One of Claro's most powerful advantages is that it is able to statically analyze your concurrent code to determine that it is impossible to run into a deadlock at runtime.

A deadlock is a situation where a thread blocks its execution waiting for another thread to complete or for some other action to complete before it can continue, but the other thread or action never completes thereby leaving the waiting thread permanently blocked. Threads are not free, and effectively losing access to a deadlocked thread has costlier implications than just losing that unit of work completing. Each thread costs about 1MB of RAM and in a server application deployed with a fixed number of threads, losing even one can lead to cascading failures such as thread starvation (having no more threads in a healthy state available do meaningful work) or simply falling behind on incoming request handling, leading to a server decreasing its effective throughput, causing other servers to pick up the load ( making them more likely to fail in turn) or just straight up dropping user requests returning errors to them and degrading product experience.

To mitigate these risks at scale, high-throughput, low-latency services turn to the async concurrency pattern to handle all operations in a non-blocking way.
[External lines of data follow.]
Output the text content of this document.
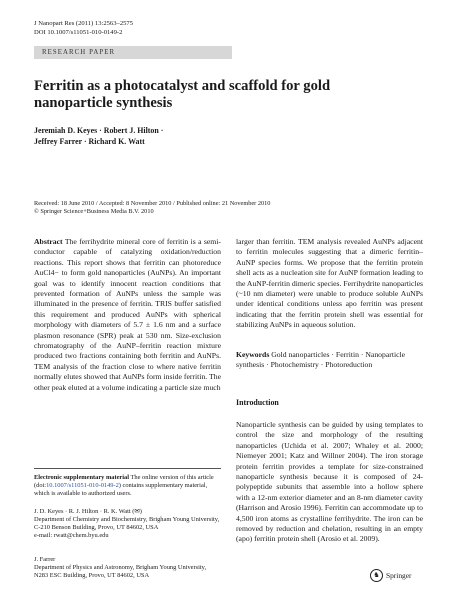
J Nanopart Res (2011) 13:2563–2575
DOI 10.1007/s11051-010-0149-2
RESEARCH PAPER
Ferritin as a photocatalyst and scaffold for gold nanoparticle synthesis
Jeremiah D. Keyes · Robert J. Hilton ·
Jeffrey Farrer · Richard K. Watt
Received: 18 June 2010 / Accepted: 8 November 2010 / Published online: 21 November 2010
© Springer Science+Business Media B.V. 2010
Abstract The ferrihydrite mineral core of ferritin is a semi-conductor capable of catalyzing oxidation/reduction reactions. This report shows that ferritin can photoreduce AuCl4− to form gold nanoparticles (AuNPs). An important goal was to identify innocent reaction conditions that prevented formation of AuNPs unless the sample was illuminated in the presence of ferritin. TRIS buffer satisfied this requirement and produced AuNPs with spherical morphology with diameters of 5.7 ± 1.6 nm and a surface plasmon resonance (SPR) peak at 530 nm. Size-exclusion chromatography of the AuNP–ferritin reaction mixture produced two fractions containing both ferritin and AuNPs. TEM analysis of the fraction close to where native ferritin normally elutes showed that AuNPs form inside ferritin. The other peak eluted at a volume indicating a particle size much
larger than ferritin. TEM analysis revealed AuNPs adjacent to ferritin molecules suggesting that a dimeric ferritin–AuNP species forms. We propose that the ferritin protein shell acts as a nucleation site for AuNP formation leading to the AuNP-ferritin dimeric species. Ferrihydrite nanoparticles (~10 nm diameter) were unable to produce soluble AuNPs under identical conditions unless apo ferritin was present indicating that the ferritin protein shell was essential for stabilizing AuNPs in aqueous solution.
Keywords Gold nanoparticles · Ferritin · Nanoparticle synthesis · Photochemistry · Photoreduction
Electronic supplementary material The online version of this article (doi:10.1007/s11051-010-0149-2) contains supplementary material, which is available to authorized users.
J. D. Keyes · R. J. Hilton · R. K. Watt (✉)
Department of Chemistry and Biochemistry, Brigham Young University, C-210 Benson Building, Provo, UT 84602, USA
e-mail: rwatt@chem.byu.edu
J. Farrer
Department of Physics and Astronomy, Brigham Young University, N283 ESC Building, Provo, UT 84602, USA
Introduction
Nanoparticle synthesis can be guided by using templates to control the size and morphology of the resulting nanoparticles (Uchida et al. 2007; Whaley et al. 2000; Niemeyer 2001; Katz and Willner 2004). The iron storage protein ferritin provides a template for size-constrained nanoparticle synthesis because it is composed of 24-polypeptide subunits that assemble into a hollow sphere with a 12-nm exterior diameter and an 8-nm diameter cavity (Harrison and Arosio 1996). Ferritin can accommodate up to 4,500 iron atoms as crystalline ferrihydrite. The iron can be removed by reduction and chelation, resulting in an empty (apo) ferritin protein shell (Arosio et al. 2009).
♞ Springer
Claro's Graph Procedures implement the async pattern for you for free, while statically validating that your concurrent code is entirely non-blocking. It does so by modeling every Graph node as an async operation that will not even be started until after all of its data dependencies are resolved. Once a node is ready for execution it will be scheduled on a threadpool with as many threads as available CPU cores (will be configurable in the future).
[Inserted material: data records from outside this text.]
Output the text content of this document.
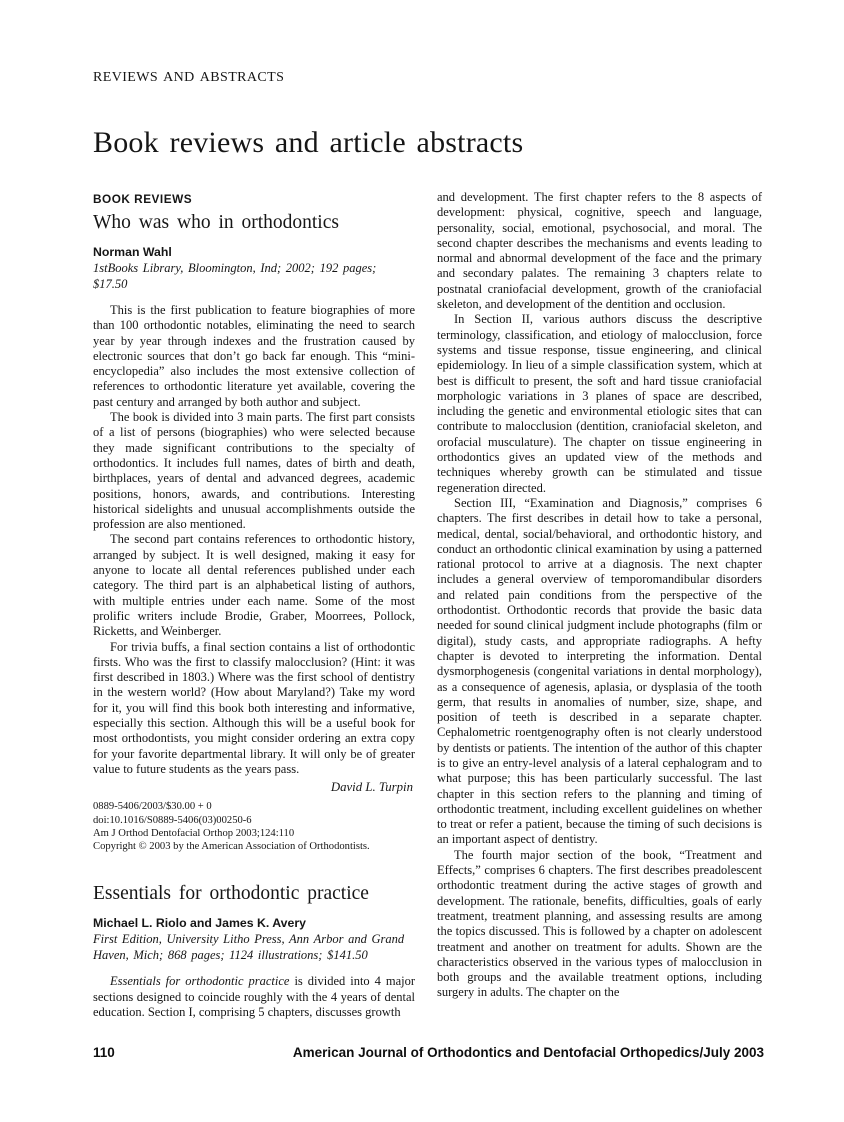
REVIEWS AND ABSTRACTS
Book reviews and article abstracts
BOOK REVIEWS
Who was who in orthodontics
Norman Wahl
1stBooks Library, Bloomington, Ind; 2002; 192 pages; $17.50

This is the first publication to feature biographies of more than 100 orthodontic notables, eliminating the need to search year by year through indexes and the frustration caused by electronic sources that don’t go back far enough. This “mini-encyclopedia” also includes the most extensive collection of references to orthodontic literature yet available, covering the past century and arranged by both author and subject.

The book is divided into 3 main parts. The first part consists of a list of persons (biographies) who were selected because they made significant contributions to the specialty of orthodontics. It includes full names, dates of birth and death, birthplaces, years of dental and advanced degrees, academic positions, honors, awards, and contributions. Interesting historical sidelights and unusual accomplishments outside the profession are also mentioned.

The second part contains references to orthodontic history, arranged by subject. It is well designed, making it easy for anyone to locate all dental references published under each category. The third part is an alphabetical listing of authors, with multiple entries under each name. Some of the most prolific writers include Brodie, Graber, Moorrees, Pollock, Ricketts, and Weinberger.

For trivia buffs, a final section contains a list of orthodontic firsts. Who was the first to classify malocclusion? (Hint: it was first described in 1803.) Where was the first school of dentistry in the western world? (How about Maryland?) Take my word for it, you will find this book both interesting and informative, especially this section. Although this will be a useful book for most orthodontists, you might consider ordering an extra copy for your favorite departmental library. It will only be of greater value to future students as the years pass.

David L. Turpin
0889-5406/2003/$30.00 + 0
doi:10.1016/S0889-5406(03)00250-6
Am J Orthod Dentofacial Orthop 2003;124:110
Copyright © 2003 by the American Association of Orthodontists.
Essentials for orthodontic practice
Michael L. Riolo and James K. Avery
First Edition, University Litho Press, Ann Arbor and Grand Haven, Mich; 868 pages; 1124 illustrations; $141.50

Essentials for orthodontic practice is divided into 4 major sections designed to coincide roughly with the 4 years of dental education. Section I, comprising 5 chapters, discusses growth

and development. The first chapter refers to the 8 aspects of development: physical, cognitive, speech and language, personality, social, emotional, psychosocial, and moral. The second chapter describes the mechanisms and events leading to normal and abnormal development of the face and the primary and secondary palates. The remaining 3 chapters relate to postnatal craniofacial development, growth of the craniofacial skeleton, and development of the dentition and occlusion.

In Section II, various authors discuss the descriptive terminology, classification, and etiology of malocclusion, force systems and tissue response, tissue engineering, and clinical epidemiology. In lieu of a simple classification system, which at best is difficult to present, the soft and hard tissue craniofacial morphologic variations in 3 planes of space are described, including the genetic and environmental etiologic sites that can contribute to malocclusion (dentition, craniofacial skeleton, and orofacial musculature). The chapter on tissue engineering in orthodontics gives an updated view of the methods and techniques whereby growth can be stimulated and tissue regeneration directed.

Section III, “Examination and Diagnosis,” comprises 6 chapters. The first describes in detail how to take a personal, medical, dental, social/behavioral, and orthodontic history, and conduct an orthodontic clinical examination by using a patterned rational protocol to arrive at a diagnosis. The next chapter includes a general overview of temporomandibular disorders and related pain conditions from the perspective of the orthodontist. Orthodontic records that provide the basic data needed for sound clinical judgment include photographs (film or digital), study casts, and appropriate radiographs. A hefty chapter is devoted to interpreting the information. Dental dysmorphogenesis (congenital variations in dental morphology), as a consequence of agenesis, aplasia, or dysplasia of the tooth germ, that results in anomalies of number, size, shape, and position of teeth is described in a separate chapter. Cephalometric roentgenography often is not clearly understood by dentists or patients. The intention of the author of this chapter is to give an entry-level analysis of a lateral cephalogram and to what purpose; this has been particularly successful. The last chapter in this section refers to the planning and timing of orthodontic treatment, including excellent guidelines on whether to treat or refer a patient, because the timing of such decisions is an important aspect of dentistry.

The fourth major section of the book, “Treatment and Effects,” comprises 6 chapters. The first describes preadolescent orthodontic treatment during the active stages of growth and development. The rationale, benefits, difficulties, goals of early treatment, treatment planning, and assessing results are among the topics discussed. This is followed by a chapter on adolescent treatment and another on treatment for adults. Shown are the characteristics observed in the various types of malocclusion in both groups and the available treatment options, including surgery in adults. The chapter on the

110	American Journal of Orthodontics and Dentofacial Orthopedics/July 2003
In this way, calling a Graph Procedure is actually an extremely lightweight operation from the perspective of the calling thread. The calling thread simply

  1. traverses the Graph (without executing any nodes)
  2. composes a future<...> representing a handle to the work to be done by the Graph
  3. submits the Graph to the Graph Executor to schedule on its threadpool when threads become available

After these steps the calling thread is completely freed to move on, knowing that the work represented by the Graph Procedure's returned future<...> will be handled by other threads. As a result, in a web server, after calling a request handling Graph the service thread is free to just immediately move on to accepting new requests. The service thread never needs to block to wait for request handling business logic to complete. Now, a server built using this approach will no longer be bound by the number of incoming requests as it will be able to continuously schedule incoming requests to be processed when Graph Executor threads become available. Of course, the server may still fail due to heavy load, though this will end up coming from OOMs (out-of-memory errors) as the result of storing all of the queued requests. Even so, as a general rule, this will happen much later than if you were to execute request handling logic using thread blocking operations, and it will almost always degrade more gracefully when it does eventually reach its limit.

The only concession that you, as a programmer, have to make is simply defining all of your concurrent logic inside a Graph Procedure. Claro will then manage all of the scheduling for you, while enforcing that you never block one of the Graph Executor threads (you may not use the <-| operator in any code transitively reachable from your Graph, or else you'll receive a compiler error). To provide a single, well-lit path for safely designing scalable services in Claro, the only available mechanism to access threads are Graph Procedures.